Последовала пауза. Лоб Антона Антоновича покрылся испариной.
– Нет.
– Ваш отец хотел, чтобы вы приняли это решение сами, самостоятельно, когда вам исполнится двадцать один год и вы станете взрослым. Вы сделали то, что хотел ваш отец.
– А что он от меня хотел? – спросил мой постоянный клиент.
– Чтобы вы приняли решение, став взрослым. И вы его приняли.
После этого случая Антон Антонович звонил мне всего пару раз: советовался о школьных делах дочки. А потом исчез из моего поля зрения.
Однажды вечером я шла с работы пешком, когда меня окликнул по имени элегантно одетый мужчина. Мужчина был в шляпе и темных очках, и я не сразу поняла, кто это.
Сначала мне даже показалось, что мужчина – иностранец, но он обратился ко мне по-русски, и я с удивлением обнаружила, что передо мной стоит Антон Антонович собственной персоной! Он сильно изменился. Я сама, встретив его на улице, ни за что бы его не узнала!
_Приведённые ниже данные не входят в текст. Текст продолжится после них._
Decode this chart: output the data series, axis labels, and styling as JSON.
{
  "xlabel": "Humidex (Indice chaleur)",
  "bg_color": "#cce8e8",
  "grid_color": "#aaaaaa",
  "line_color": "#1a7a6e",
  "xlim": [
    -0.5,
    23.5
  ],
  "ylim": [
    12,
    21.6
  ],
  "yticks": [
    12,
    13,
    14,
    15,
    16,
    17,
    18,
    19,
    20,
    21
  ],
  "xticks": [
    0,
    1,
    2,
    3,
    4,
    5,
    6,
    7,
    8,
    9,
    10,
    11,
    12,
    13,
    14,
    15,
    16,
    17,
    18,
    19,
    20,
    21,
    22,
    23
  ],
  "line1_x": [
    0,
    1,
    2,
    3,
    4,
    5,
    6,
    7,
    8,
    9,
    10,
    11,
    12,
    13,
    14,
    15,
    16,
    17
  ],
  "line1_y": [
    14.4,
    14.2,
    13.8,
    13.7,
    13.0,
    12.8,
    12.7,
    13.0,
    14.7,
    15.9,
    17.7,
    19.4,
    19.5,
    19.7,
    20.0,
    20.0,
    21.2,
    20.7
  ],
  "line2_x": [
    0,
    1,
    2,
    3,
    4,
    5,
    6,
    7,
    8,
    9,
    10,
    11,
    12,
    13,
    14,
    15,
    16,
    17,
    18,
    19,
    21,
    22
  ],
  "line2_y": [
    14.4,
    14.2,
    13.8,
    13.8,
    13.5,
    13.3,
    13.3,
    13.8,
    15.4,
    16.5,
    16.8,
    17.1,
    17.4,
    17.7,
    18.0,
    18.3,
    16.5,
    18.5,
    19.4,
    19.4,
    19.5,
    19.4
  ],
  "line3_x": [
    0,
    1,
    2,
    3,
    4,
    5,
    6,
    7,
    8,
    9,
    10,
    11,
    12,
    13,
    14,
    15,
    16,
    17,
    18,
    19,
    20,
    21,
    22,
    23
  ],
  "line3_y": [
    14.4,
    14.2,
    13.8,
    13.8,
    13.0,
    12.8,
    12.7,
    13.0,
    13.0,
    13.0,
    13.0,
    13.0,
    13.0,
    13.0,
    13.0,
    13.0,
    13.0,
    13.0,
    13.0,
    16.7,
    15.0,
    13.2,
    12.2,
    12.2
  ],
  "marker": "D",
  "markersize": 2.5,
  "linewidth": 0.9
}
Теперь же скорее можно было подумать, что передо мной стоит его двойник или брат-близнец. Спокойный, невозмутимый, ироничный и элегантный! Совсем не похожий на прежнего Антона Антоновича: беспокойного, неуверенного в себе человека, в бесформенном свитере, с довольно сильным заиканием. Но вместе с тем трогательного и искреннего!
Новый Антон Антонович не выглядел ни трогательным, ни искренним.
Мы поздоровались. Потом посчитали, сколько времени не встречались. Оказалось, что лет семь. Антон Антонович сказал, что жена и дочь здоровы, и у них все в порядке. Держался он официально и, как мне показалось, напряженно. Больше говорить было не о чем, я чувствовала какую-то неловкость и решила попрощаться. Но Антон Антонович задержал меня.
– Знаете, – сказал он, – в некотором смысле вы были моим учителем. Но я должен перед вами извиниться, – вдруг сказал он, без всякого перехода и резко меняя свой тон на более официальный.
– Ну, это совершенно ни к чему, – ответила я, – да вроде и не за что. До свидания!
Я почему-то почувствовала себя обманутой.
– Я обманул вас, – вдруг тихо произнес он, и я невольно остановилась, настолько мое собственно ощущение совпало с тем, что я только что услышала.
– Я никогда не лечился в психиатрической клинике, – продолжил Антон Антонович холодным тоном, – и никогда не эмигрировал из Италии. И мой отец не был коммунистом. Я вам соврал. Я говорю вам это сейчас, потому что мы с семьей уезжаем жить за границу. Навсегда. Мне предложили там интересную работу.
Я молча смотрела на него, вернее, в его темные-темные очки. Теперь я почувствовала себя не обманутой, а просто попавшей в глупое положение.
– И вы вообще не Антон Антонович, – наконец смогла произнести я.
– Верно, – рассмеялся он.
– И ваша спина не покрыта сплошь рубцами и шрамами, – продолжила я.